The search was called off around 3 p.m. because the current and rising water levels of the Salinas River were too dangerous for divers, said spokesperson Tony Cipolla of the San Luis Obispo County Sheriff’s Office.
The boy’s mother was driving a white truck when it became stranded in floodwaters just before 8 a.m. near Paso Robles, according to Tom Swanson, assistant chief of the Cal Fire/San Luis Obispo County Fire Department.
Bystanders were able to pull the mother out of the truck, but the boy was carried out of the vehicle and swept downstream, Swanson said. There was no evacuation order in the area at the time.
A firefighter discovered one of the boy’s shoes. But crews still had not found the child more than five hours later.

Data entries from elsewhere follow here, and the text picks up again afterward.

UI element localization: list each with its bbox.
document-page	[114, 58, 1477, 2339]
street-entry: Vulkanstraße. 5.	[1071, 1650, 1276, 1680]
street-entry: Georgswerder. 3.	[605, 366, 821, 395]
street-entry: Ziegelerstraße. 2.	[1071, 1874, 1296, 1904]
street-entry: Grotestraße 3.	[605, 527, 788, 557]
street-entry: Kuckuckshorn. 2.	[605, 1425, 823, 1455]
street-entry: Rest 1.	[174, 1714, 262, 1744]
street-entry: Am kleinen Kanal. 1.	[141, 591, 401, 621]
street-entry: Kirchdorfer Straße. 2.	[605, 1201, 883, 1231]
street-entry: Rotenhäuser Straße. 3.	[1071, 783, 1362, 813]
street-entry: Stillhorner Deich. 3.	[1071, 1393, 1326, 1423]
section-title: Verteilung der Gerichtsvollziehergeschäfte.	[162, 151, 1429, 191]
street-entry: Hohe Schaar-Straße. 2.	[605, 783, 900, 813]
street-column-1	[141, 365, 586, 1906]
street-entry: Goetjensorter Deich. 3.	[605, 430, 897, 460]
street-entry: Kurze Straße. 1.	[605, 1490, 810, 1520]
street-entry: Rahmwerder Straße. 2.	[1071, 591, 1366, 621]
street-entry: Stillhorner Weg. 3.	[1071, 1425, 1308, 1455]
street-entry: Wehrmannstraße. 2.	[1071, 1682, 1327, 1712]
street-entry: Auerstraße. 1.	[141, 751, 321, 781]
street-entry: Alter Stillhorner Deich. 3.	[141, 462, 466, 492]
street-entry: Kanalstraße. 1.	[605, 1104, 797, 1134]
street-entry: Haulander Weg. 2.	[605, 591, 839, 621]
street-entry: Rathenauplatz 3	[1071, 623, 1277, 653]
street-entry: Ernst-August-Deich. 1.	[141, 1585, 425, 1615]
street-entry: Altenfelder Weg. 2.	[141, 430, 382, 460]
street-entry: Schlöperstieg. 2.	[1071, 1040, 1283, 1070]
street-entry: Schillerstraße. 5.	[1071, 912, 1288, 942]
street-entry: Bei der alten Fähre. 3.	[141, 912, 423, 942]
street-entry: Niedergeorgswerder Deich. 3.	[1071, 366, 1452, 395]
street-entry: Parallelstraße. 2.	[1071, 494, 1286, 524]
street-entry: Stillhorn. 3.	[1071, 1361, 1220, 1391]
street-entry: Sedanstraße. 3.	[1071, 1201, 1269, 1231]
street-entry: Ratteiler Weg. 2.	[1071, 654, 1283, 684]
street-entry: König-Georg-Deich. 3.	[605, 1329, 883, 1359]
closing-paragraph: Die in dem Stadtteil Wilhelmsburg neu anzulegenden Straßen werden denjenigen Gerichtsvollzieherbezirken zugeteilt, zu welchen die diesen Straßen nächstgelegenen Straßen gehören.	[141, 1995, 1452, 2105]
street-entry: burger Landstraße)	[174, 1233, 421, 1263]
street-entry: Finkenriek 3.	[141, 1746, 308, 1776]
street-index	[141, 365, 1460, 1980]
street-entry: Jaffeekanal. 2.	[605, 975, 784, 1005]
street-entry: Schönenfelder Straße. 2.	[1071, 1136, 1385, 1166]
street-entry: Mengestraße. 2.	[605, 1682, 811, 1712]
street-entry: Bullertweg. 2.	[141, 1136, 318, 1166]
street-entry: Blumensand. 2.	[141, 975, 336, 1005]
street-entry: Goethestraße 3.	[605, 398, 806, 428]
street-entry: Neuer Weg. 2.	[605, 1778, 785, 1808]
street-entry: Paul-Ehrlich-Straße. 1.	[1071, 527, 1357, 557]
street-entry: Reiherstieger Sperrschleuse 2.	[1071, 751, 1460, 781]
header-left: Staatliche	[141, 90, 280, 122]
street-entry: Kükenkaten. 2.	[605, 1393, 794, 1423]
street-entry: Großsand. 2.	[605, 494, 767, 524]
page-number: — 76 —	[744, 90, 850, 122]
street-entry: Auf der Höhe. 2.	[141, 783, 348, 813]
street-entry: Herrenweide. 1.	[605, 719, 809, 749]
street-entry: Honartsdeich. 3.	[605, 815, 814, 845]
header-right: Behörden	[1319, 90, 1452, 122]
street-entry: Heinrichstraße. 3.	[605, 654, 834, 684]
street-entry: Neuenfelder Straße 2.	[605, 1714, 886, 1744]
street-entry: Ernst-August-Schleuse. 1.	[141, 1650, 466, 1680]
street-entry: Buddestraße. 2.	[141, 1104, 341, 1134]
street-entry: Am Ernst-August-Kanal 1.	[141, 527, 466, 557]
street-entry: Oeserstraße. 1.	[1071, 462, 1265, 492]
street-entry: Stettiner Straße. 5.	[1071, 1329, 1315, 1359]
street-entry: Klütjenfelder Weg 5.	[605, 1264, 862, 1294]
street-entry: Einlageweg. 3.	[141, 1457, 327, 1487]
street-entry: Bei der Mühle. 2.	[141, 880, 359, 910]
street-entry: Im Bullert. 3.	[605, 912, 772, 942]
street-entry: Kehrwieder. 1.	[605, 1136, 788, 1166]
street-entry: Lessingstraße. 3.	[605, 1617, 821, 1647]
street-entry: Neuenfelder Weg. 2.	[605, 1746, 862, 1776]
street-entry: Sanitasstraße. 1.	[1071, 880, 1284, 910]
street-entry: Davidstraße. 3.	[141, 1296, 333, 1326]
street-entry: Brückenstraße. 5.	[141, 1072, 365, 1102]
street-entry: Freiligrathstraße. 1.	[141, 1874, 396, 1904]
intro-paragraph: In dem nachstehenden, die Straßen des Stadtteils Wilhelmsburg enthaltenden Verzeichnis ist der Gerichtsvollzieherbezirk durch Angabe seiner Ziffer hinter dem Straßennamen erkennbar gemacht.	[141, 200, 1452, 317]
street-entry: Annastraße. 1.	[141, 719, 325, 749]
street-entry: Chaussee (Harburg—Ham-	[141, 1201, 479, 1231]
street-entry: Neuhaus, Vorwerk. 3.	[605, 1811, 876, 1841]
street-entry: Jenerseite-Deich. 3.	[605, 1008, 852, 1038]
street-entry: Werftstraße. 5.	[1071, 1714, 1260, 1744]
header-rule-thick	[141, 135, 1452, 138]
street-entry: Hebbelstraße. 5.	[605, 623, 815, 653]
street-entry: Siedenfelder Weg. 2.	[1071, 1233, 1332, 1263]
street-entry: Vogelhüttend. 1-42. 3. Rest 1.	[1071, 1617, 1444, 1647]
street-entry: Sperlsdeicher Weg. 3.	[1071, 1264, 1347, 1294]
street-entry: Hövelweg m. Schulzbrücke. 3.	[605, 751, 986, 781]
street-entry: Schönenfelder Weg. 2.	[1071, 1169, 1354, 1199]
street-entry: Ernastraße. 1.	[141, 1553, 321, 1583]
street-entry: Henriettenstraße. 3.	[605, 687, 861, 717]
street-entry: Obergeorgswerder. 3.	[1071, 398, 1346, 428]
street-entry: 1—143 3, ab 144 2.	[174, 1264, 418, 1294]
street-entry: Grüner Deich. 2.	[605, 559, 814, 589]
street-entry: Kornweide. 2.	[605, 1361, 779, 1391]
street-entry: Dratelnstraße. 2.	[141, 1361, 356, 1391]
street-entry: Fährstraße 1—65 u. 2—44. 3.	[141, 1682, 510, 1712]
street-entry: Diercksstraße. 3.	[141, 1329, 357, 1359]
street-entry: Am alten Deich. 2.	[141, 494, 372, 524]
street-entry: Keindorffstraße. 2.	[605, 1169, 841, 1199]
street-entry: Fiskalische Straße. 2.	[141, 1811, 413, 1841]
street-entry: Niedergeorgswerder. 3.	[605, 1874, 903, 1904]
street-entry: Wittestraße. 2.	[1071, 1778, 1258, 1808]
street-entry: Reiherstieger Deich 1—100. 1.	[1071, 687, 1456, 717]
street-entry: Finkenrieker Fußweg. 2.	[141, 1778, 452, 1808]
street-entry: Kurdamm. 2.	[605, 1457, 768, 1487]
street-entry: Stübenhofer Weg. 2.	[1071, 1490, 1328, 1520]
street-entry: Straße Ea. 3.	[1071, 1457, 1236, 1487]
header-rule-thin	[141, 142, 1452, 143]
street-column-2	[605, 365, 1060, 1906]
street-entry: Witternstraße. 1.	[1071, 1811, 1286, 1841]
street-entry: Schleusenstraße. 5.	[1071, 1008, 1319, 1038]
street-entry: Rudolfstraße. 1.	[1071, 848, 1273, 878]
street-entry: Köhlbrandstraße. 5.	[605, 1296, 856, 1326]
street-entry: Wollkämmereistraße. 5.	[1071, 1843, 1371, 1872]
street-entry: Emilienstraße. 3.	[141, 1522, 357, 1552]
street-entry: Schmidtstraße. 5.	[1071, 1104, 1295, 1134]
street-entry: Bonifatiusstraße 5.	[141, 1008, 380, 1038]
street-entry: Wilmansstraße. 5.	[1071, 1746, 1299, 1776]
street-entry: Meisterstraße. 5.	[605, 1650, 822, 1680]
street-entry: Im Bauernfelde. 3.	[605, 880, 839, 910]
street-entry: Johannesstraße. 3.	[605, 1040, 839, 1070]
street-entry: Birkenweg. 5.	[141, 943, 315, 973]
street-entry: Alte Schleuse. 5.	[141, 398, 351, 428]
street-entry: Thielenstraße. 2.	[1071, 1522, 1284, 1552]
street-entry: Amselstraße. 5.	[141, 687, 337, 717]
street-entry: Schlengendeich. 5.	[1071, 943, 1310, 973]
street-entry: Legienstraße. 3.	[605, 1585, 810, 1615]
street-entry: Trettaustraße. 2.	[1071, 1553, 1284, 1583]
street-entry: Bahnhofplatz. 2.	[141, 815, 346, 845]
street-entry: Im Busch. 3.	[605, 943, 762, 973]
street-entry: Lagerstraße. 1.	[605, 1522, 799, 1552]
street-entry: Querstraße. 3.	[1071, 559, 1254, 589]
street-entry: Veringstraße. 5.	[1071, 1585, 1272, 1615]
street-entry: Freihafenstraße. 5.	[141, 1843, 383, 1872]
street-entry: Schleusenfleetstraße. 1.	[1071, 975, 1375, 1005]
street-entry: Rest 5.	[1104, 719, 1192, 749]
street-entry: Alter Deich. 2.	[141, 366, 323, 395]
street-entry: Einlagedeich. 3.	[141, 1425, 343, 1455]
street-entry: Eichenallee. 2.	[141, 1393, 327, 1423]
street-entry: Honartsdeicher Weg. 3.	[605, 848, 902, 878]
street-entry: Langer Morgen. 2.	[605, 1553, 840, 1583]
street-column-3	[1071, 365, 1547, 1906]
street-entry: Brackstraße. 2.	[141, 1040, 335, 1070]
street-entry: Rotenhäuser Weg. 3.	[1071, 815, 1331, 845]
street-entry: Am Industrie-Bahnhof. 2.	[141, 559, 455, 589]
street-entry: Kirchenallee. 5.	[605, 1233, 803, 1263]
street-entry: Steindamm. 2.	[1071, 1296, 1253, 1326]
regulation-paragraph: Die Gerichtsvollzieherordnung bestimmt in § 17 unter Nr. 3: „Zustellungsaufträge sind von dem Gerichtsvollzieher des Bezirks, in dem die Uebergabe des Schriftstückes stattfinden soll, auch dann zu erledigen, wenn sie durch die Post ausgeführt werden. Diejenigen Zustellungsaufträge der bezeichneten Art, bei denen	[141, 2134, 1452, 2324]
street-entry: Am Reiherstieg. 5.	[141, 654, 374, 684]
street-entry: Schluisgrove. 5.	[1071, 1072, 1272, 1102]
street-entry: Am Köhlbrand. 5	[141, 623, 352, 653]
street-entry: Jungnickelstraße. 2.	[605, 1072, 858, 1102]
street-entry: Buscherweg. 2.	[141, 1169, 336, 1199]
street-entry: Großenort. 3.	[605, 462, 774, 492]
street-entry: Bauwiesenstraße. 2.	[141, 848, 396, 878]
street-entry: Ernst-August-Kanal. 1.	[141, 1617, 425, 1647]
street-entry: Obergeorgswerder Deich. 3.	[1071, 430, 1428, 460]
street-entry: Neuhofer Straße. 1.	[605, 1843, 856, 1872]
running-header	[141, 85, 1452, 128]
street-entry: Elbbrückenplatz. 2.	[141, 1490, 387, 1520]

The National Weather Service reported that at least 8 inches (20 centimeters) of rain fell over 12 hours, with several more inches predicted before the latest storm system moves through an area where roads wind along wooded hillsides studded with large houses. Upscale Montecito is squeezed between mountains and the Pacific and is home to celebrities including Oprah Winfrey, Rob Lowe and Harry and Meghan, the Duke and Duchess of Sussex.